The computer sends to the UAL the number contained at address X (Figure 18) which adds it to the contents of the accumulator ; the result is stored in the same accumulator (Figure 19) thus taking the place of the first member of the addition (164) that was there.


Now, if we want to obtain the same situation as that which exists in computers using instructions with two addresses, that is to say here that the result of the addition is stored at the address Y, it is necessary to use another instruction.

It must transfer the result of the sum contained in the accumulator to the address memory location Y, it will be indicated as follows :


that is to say :

load the contents of the accumulator into the address memory cell Y.

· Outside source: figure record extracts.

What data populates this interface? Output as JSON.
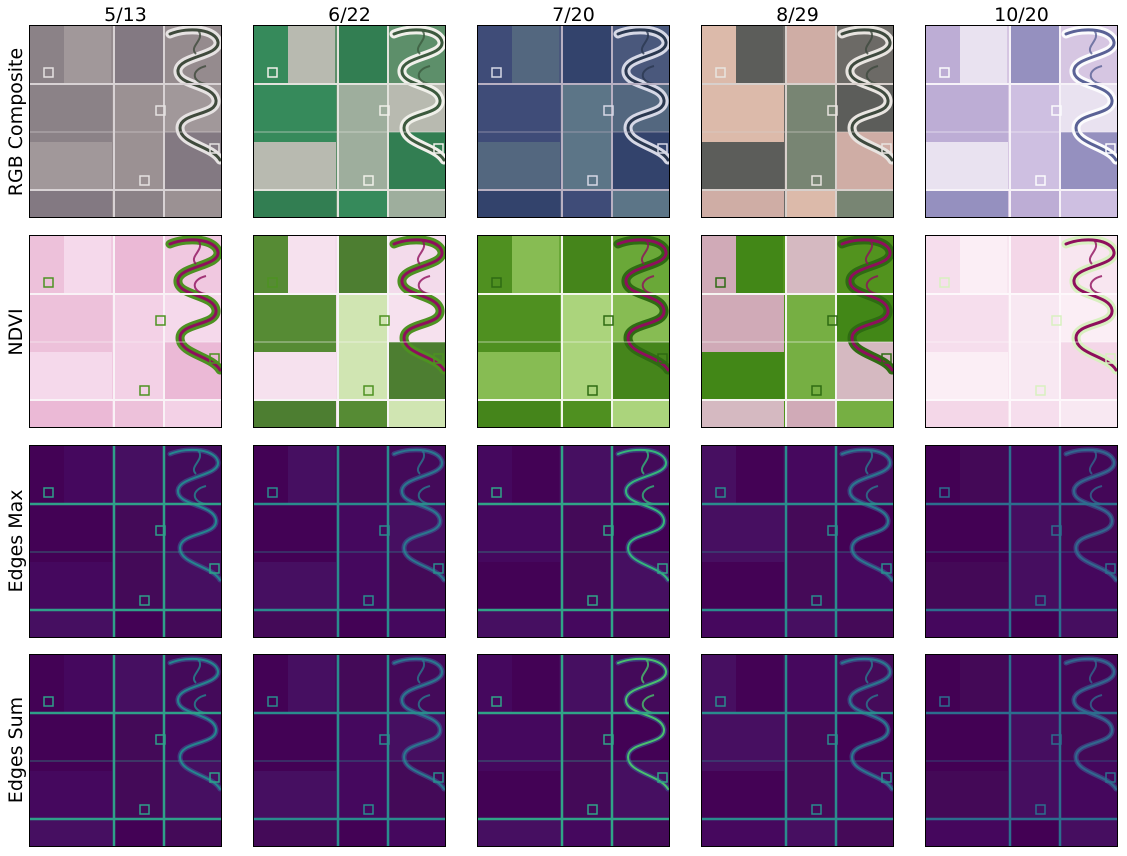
{
  "dates": [
    "5/13",
    "6/22",
    "7/20",
    "8/29",
    "10/20"
  ],
  "rows": [
    "RGB Composite",
    "NDVI",
    "Edges Max",
    "Edges Sum"
  ],
  "palettes": {
    "RGB Composite": [
      {
        "base": "#958b8e",
        "alt": [
          "#8a8086",
          "#a39a9c",
          "#807680",
          "#9c9294"
        ],
        "road": "#d8d2d4",
        "river": "#3f4a3c",
        "bank": "#e6e2e2"
      },
      {
        "base": "#5d8f6a",
        "alt": [
          "#2f8a58",
          "#c8c2bc",
          "#2a7b4e",
          "#a9b4a6"
        ],
        "road": "#e2e2dc",
        "river": "#3c5a3e",
        "bank": "#f0f0ea"
      },
      {
        "base": "#4a587c",
        "alt": [
          "#3d4a78",
          "#556a80",
          "#2f3f6a",
          "#5f7a8a"
        ],
        "road": "#b8b0c2",
        "river": "#2a3850",
        "bank": "#d6d8e6"
      },
      {
        "base": "#6c6a66",
        "alt": [
          "#f0c8b6",
          "#595a58",
          "#e0b8b0",
          "#7a8a76"
        ],
        "road": "#d8d0cc",
        "river": "#3e4a3e",
        "bank": "#e8e4e0"
      },
      {
        "base": "#d6c6e2",
        "alt": [
          "#b8a8d2",
          "#ece6f2",
          "#8a86b8",
          "#cdbde0"
        ],
        "road": "#f6f2f8",
        "river": "#5a6296",
        "bank": "#fbfbfd"
      }
    ],
    "NDVI": [
      {
        "base": "#f0c8e0",
        "alt": [
          "#ecbfd8",
          "#f6dcec",
          "#eab6d4",
          "#f3d2e6"
        ],
        "road": "#f9f2f6",
        "river": "#8e0f5c",
        "bank": "#4d9221"
      },
      {
        "base": "#f3dbeb",
        "alt": [
          "#3a7d14",
          "#f6e2ef",
          "#2f6d10",
          "#c9e6a8"
        ],
        "road": "#f7f4f5",
        "river": "#8e0f5c",
        "bank": "#4d9221"
      },
      {
        "base": "#6aa838",
        "alt": [
          "#4a8c1c",
          "#8cc058",
          "#3e7f16",
          "#b6dc88"
        ],
        "road": "#f2f6ea",
        "river": "#8e0f5c",
        "bank": "#2e6b12"
      },
      {
        "base": "#52931e",
        "alt": [
          "#e6aed2",
          "#3f8516",
          "#ecc0de",
          "#7cb44a"
        ],
        "road": "#f4f4f0",
        "river": "#8e0f5c",
        "bank": "#2e6b12"
      },
      {
        "base": "#f8e6f0",
        "alt": [
          "#f6dcec",
          "#fbeff6",
          "#f3d4e6",
          "#f8e8f2"
        ],
        "road": "#fdf8fb",
        "river": "#8e0f5c",
        "bank": "#d8f0c0"
      }
    ],
    "Edges Max": [
      {
        "base": "#430c5c",
        "alt": [
          "#440154",
          "#46085e",
          "#471062",
          "#450a58"
        ],
        "road": "#2fa089",
        "river": "#24878e",
        "bank": "#3b528b"
      },
      {
        "base": "#440a5a",
        "alt": [
          "#440154",
          "#471062",
          "#450a58",
          "#46085e"
        ],
        "road": "#2a8c8d",
        "river": "#2a788e",
        "bank": "#3b528b"
      },
      {
        "base": "#440a5a",
        "alt": [
          "#46085e",
          "#440154",
          "#471062",
          "#450a58"
        ],
        "road": "#30a487",
        "river": "#35b779",
        "bank": "#3b528b"
      },
      {
        "base": "#450b5a",
        "alt": [
          "#471062",
          "#440154",
          "#46085e",
          "#450a58"
        ],
        "road": "#2a8c8d",
        "river": "#2a788e",
        "bank": "#3b528b"
      },
      {
        "base": "#440758",
        "alt": [
          "#440154",
          "#450a58",
          "#46085e",
          "#471062"
        ],
        "road": "#2c6e8e",
        "river": "#31688e",
        "bank": "#3b528b"
      }
    ],
    "Edges Sum": [
      {
        "base": "#440a5a",
        "alt": [
          "#440154",
          "#46085e",
          "#471062",
          "#450a58"
        ],
        "road": "#2fa089",
        "river": "#24878e",
        "bank": "#3b528b"
      },
      {
        "base": "#440a5a",
        "alt": [
          "#440154",
          "#471062",
          "#450a58",
          "#46085e"
        ],
        "road": "#2a8c8d",
        "river": "#2a788e",
        "bank": "#3b528b"
      },
      {
        "base": "#440a5a",
        "alt": [
          "#46085e",
          "#440154",
          "#471062",
          "#450a58"
        ],
        "road": "#30a487",
        "river": "#4ac16d",
        "bank": "#3b528b"
      },
      {
        "base": "#450b5a",
        "alt": [
          "#471062",
          "#440154",
          "#46085e",
          "#450a58"
        ],
        "road": "#2a8c8d",
        "river": "#2a788e",
        "bank": "#3b528b"
      },
      {
        "base": "#440758",
        "alt": [
          "#440154",
          "#450a58",
          "#46085e",
          "#471062"
        ],
        "road": "#2c6e8e",
        "river": "#31688e",
        "bank": "#3b528b"
      }
    ]
  }
}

In this way, we obtain the situation of Figure 20.


In the light of what we have just seen, we see that the single-address instruction of the type ADD X takes less space in memory than a statement with two addresses of the type ADD X, Y but the number memory cells needed to perform the complete program of addition of the two given numbers is much larger in the first case.


We have seen how a simple addition of two numbers asks the computer for different steps and moving data from the CPU to the memory and vice versa.

It takes a certain time for each move, in addition, the corresponding instruction (LOAD A, Y or LOAD Y, A) must contain the address of the memory cell in question.

To speed up these operations, many computers, among others the most advanced 8 bits microprocessors (Z80, 8080, etc.) have some internal registers to the CPU ; the computer can access it more easily and quickly.


In this lesson, we have seen the organization and general functioning of the computer. In particular, we have observed how UC works with memory.

In this one, there is the program which indicates to the microprocessor which operations it must carry out ; in addition, it contains the data to be processed.

Each program is divided into successive steps, called instructions. The type and number of possible instructions determine the power of the computer.

By following the different phases of the program, we saw what were the fundamental elements of the CPU and their operation was described in a basic way by sentences of the following type : "the data is transferred from the memory to the accumulator or the UAL adds the two numbers and stores the result in the accumulator".

For this to work, there must be a group of circuits which distributes the orders to the different organs, this is the role of the Control Unit, as shown in Figure 21 on which the CPU is represented.


It should be known that this organization is only an example and that there are other variants. In addition, the operation of the CPU is not so simple, as we have seen so far ; in addition to the registers considered, there are others which will be discussed in the following lessons.